Lampung – Sejarah panjang Kerajaan Sekala Brak merupakan sejarah asal usul Ulun Lampung atau orang Lampung. Benda-benda peninggalan masa lampau sebagai bukti Kerjaan Sekala Brak yang dikenal  sebagai asal usul Ulun Lampung atau orang Lampung. Kerajaan Sekala Brak adalah kerajaan yang terletak di daerah Gunung Pesagi sekitar abad ke 3 tepatnya tahun 342 Masehi. Suku yang pertama di puncak Gunung Pesagi adalah Suku Tumi dimana Suku Tumi menganut paham animisme yang mempercayai kekuatan pada benda-benda. Pada saat itu mereka mempertuhankan pohon Nangka bercabang dua.

Konon Lampung sebelum abad 9 telah berdiri sebuah kerajaan yaitu Bernama Kerajaan Sekala Brak merupakan kerajaan tertua ditanah Lampung. Terdapat 2 kerjaan di Lampung yaitu Kerajaan Sekala Brak dan Kerajaan Tulang Bawang.

Nama raja terakhir Kerajaan Sekala Brak adalah Ratu Sukarmo dia adalah cucu dari Raja yang bernama Ratu Sangkan, cucu dari Raja Mujabaw. Sekala Brak mempunyai arti Sekala adalah titisan dan Brak adalah Dewa. Pada abad ke 12 Suku Tumi yang menyembah sebuah pohon nagka bercabang 2 di dengar oleh Mujahid Samudera Pasai Pagar Ruyung berangkatlah keturunan dari Sultan Julkarnain melakukan pengislaman di daerah Pagar Ruyung, Mujahid Samudera Pasai mendatangi kerajaan animisme yang masih berdiri yaitu Kerajaan Sekala Brak untuk mengajak penganut animisme menjadi beragama Islam akhiranya berhasil menagajak Suku Tumi untuk beragama Islam dan melahirkan kerajaan Pak Sipak Sekala Brak yaitu Kepaksian Skala Brak, ke empat Kepaksian tersebut ialah Kepaksian Pernong, Kepaksian Belunguh, Kepaksian Bejalan di Way, dan Kepaksian Nyerupa.

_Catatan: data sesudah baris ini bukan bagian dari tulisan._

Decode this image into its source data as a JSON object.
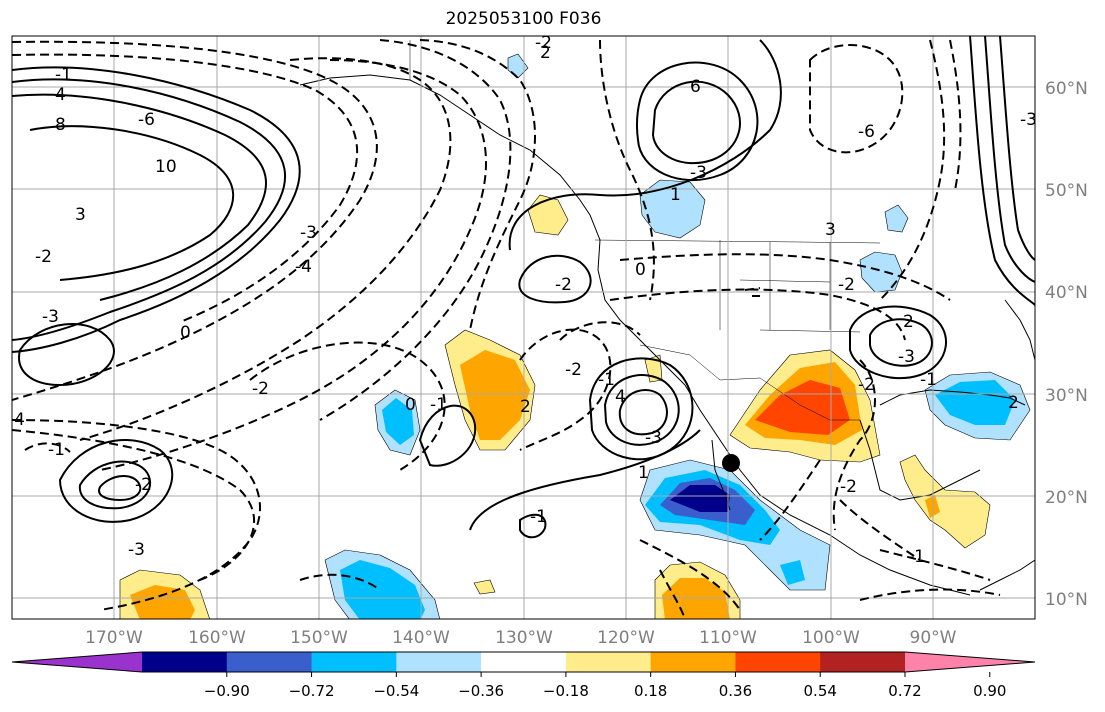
{
  "title": "2025053100 F036",
  "map": {
    "projection": "equirectangular",
    "lon_range": [
      -180,
      -80
    ],
    "lat_range": [
      8,
      66
    ],
    "lat_labels": [
      "60°N",
      "50°N",
      "40°N",
      "30°N",
      "20°N",
      "10°N"
    ],
    "lon_labels": [
      "170°W",
      "160°W",
      "150°W",
      "140°W",
      "130°W",
      "120°W",
      "110°W",
      "100°W",
      "90°W"
    ],
    "contour_labels": [
      "-2",
      "2",
      "6",
      "-1",
      "4",
      "8",
      "-6",
      "10",
      "3",
      "-2",
      "-4",
      "-3",
      "0",
      "-2",
      "-3",
      "-1",
      "-2",
      "-3",
      "-4",
      "-1",
      "0",
      "2",
      "-2",
      "4",
      "-3",
      "-1",
      "-2",
      "-1",
      "1",
      "0",
      "1",
      "-6",
      "-3",
      "3",
      "-2",
      "2",
      "-3",
      "-2",
      "-2",
      "-1",
      "2",
      "-1",
      "-3"
    ],
    "marker": "station-dot"
  },
  "colorbar": {
    "tick_labels": [
      "−0.90",
      "−0.72",
      "−0.54",
      "−0.36",
      "−0.18",
      "0.18",
      "0.36",
      "0.54",
      "0.72",
      "0.90"
    ],
    "colors": [
      "#9a32cd",
      "#00008b",
      "#3a5fcd",
      "#00bfff",
      "#b0e2ff",
      "#ffffff",
      "#ffec8b",
      "#ffa500",
      "#ff4500",
      "#b22222",
      "#ff82ab"
    ],
    "extend": "both"
  },
  "colors": {
    "grid": "#a9a9a9",
    "label": "#7f7f7f",
    "contour": "#000000"
  }
}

Semenjak Suku Tumi ditaklukkan oleh mujahid Samudera Pasai, Suku Tumi Kerajaan Sekala Brak menganut agama Islam. Pohon Nangka bercabang dua yang disembah oleh Suku Tumi, dipotong dan dijadikan Pepadun, Pepadun itu sekarang berada di Lamban Buai Belunguh, Lampung Barat, di Lamban ini selain tersimpan dua buah Pepadun yang berukuran panjang 120 cm dan lebar 50 cm, gong emas 18 karat, dua buah kursi rotan, empat buah meja batu, satu buah lemari, 4 buah meriam dua diantaranya berukuran 120 cm dengan diameter 5 cm, dan masih banyak lagi benda bersejarah lainnya yang tersimpan di Lamban Buai Belungu.

Jadi demikianlah sejarah asal usul Ulun Lampung atau orang Lampung. Kita harus selalu melestarikan budaya yang ada agar bisa diketahui oleh generasi penerus anak dan cucu dimasa mendatang.